Throughout all of this, you have managed to miss the point.
ERA is not a good indicator because it was so volatile that luck greatly affects it. That's why WHIP is better.
Then you went and made up some truly insane numbers that could never happen for a period of time longer than it takes you to suck Harden off.
Here's what would have to happen for your numbers to happen for 30 starts: pitcher B would have to just get hammered for about 10 starts allow where he gives up 20 runs per start and EVERY RUNNER THAT REACHES BASE SCORES. His remaining 20 starts would all be perfect games. I'm pretty sure that would win the CY Young.
Pitcher A would have to allow 4 base runners every inning and somehow avoid a run scoring which means that every inning he would need either a double play, a pickoff, a caught stealing or more than likely, an error. That's right the only way this is really possible over 30 starts is if he was the victim of 1000s and 1000s of errors. This errors would lead to runs - almost certainly more runs than pitcher B allowed. They'd be unearned runs, but they'd still be runs, and as some numb nuts stated earlier in this thread, the pitcher's whole goal is to stop runs from being scored. All these runs would cause fictional pitcher A to lose almost every game he entered, and someone with a record like 2 and 18 would not win the CY Young even if his ERA was 0.00.

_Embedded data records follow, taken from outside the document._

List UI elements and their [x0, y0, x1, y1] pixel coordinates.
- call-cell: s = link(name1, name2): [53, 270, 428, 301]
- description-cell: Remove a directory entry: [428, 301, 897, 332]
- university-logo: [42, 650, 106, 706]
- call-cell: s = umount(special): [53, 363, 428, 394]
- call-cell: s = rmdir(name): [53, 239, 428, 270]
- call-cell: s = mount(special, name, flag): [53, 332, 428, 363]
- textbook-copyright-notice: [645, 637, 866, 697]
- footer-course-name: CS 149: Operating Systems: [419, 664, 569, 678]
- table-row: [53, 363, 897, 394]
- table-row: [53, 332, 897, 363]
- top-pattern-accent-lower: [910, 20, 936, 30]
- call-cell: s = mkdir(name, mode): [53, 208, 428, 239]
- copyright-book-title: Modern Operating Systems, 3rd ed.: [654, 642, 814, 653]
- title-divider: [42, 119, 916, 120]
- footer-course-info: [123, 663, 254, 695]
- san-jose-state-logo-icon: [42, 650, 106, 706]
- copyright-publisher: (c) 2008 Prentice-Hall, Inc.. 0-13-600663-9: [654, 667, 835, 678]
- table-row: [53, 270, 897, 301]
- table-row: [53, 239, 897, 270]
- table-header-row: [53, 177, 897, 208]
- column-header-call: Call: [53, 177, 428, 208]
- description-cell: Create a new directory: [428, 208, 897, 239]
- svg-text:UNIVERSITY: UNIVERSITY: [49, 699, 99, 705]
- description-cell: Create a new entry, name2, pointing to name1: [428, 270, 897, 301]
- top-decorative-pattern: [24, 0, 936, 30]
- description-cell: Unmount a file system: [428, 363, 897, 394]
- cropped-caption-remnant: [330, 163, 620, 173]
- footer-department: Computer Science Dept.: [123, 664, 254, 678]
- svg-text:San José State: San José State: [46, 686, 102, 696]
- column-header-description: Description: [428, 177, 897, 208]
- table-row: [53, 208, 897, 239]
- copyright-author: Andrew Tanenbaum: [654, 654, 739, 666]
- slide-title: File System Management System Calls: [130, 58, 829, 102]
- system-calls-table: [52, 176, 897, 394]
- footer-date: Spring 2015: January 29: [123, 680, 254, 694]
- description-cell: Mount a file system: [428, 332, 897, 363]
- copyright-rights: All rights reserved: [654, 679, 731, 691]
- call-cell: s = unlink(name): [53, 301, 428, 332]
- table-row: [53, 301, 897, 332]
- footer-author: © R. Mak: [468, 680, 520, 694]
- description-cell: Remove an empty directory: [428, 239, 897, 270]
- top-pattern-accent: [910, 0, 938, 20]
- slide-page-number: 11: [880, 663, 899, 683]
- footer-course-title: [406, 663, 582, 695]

More likely to win the CY:
Pitcher A: 2-18 0.00 ERA, 150 walks, 250 hits, 100 innings.
Or pitcher B: 20-10 9.00 ERA, 150 walks 50 hits, no extra base hits, 200 innings, 20 perfect games.
Pitcher A would have no chance in hell and no one would campaign for him. Pitcher B would be an absolute lock because true baseball minds would throw out his 10 or so horrible outings and focus on his 20 perfect games.
Go ahead. Make up some scenario where your numbers would win the CY for pitcher A assuming both must have 30 starts.